During its portion of the case, the prosecution, which had compiled 35 volumes of tissue-specimen reports to use in the trial, called 37 witnesses. Mr. Lees recalled that many of them proved to be more helpful to the defense under cross-examination than to the government.
"Many of the employees of the coroner's office at that time were very loyal to Dr. Wecht, and we viewed them as doing their best to put his activities in the best light possible," he said.
When it was time for the defense to present its case, Mr. Lees said, it had what he called a "rock-star" quality.
Among the defense witnesses called were Dr. David M. Paul, who at the time was known as "her majesty's coroner" in London, and California pathologist Dr. Thomas Noguchi, who did the autopsies on Marilyn Monroe and Bobby Kennedy.

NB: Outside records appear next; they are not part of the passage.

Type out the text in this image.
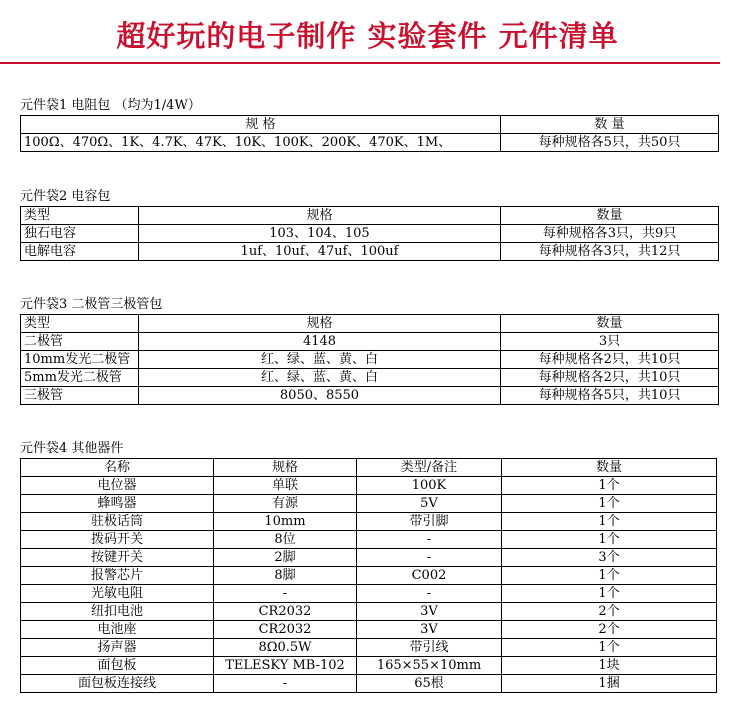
超好玩的电子制作 实验套件 元件清单
元件袋1 电阻包 （均为1/4W）
规 格	数 量
100Ω、470Ω、1K、4.7K、47K、10K、100K、200K、470K、1M、	每种规格各5只，共50只
元件袋2 电容包
类型	规格	数量
独石电容	103、104、105	每种规格各3只，共9只
电解电容	1uf、10uf、47uf、100uf	每种规格各3只，共12只
元件袋3 二极管三极管包
类型	规格	数量
二极管	4148	3只
10mm发光二极管	红、绿、蓝、黄、白	每种规格各2只，共10只
5mm发光二极管	红、绿、蓝、黄、白	每种规格各2只，共10只
三极管	8050、8550	每种规格各5只，共10只
元件袋4 其他器件
名称	规格	类型/备注	数量
电位器	单联	100K	1个
蜂鸣器	有源	5V	1个
驻极话筒	10mm	带引脚	1个
拨码开关	8位	-	1个
按键开关	2脚	-	3个
报警芯片	8脚	C002	1个
光敏电阻	-	-	1个
纽扣电池	CR2032	3V	2个
电池座	CR2032	3V	2个
扬声器	8Ω0.5W	带引线	1个
面包板	TELESKY MB-102	165×55×10mm	1块
面包板连接线	-	65根	1捆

"The jury would just sit there kind of star-struck," Mr. Lees said. "It was a big production, a big show."
Both men testified that Dr. Wecht's practice of having private tissue examined in the county lab was a great training program to keep his staff sharp.
In interviewing a number of forensic pathologists around the country, Mr. Lees found that "it was uniformly thought that defense was ridiculous." But, he continued, it was nearly impossible to find anyone willing to testify against Dr. Wecht and say so.
"In retrospect, we were young prosecutors, and he had a very experienced defense team," Mr. Lees said. "When you put all four of those things together, it made for a tough prosecution."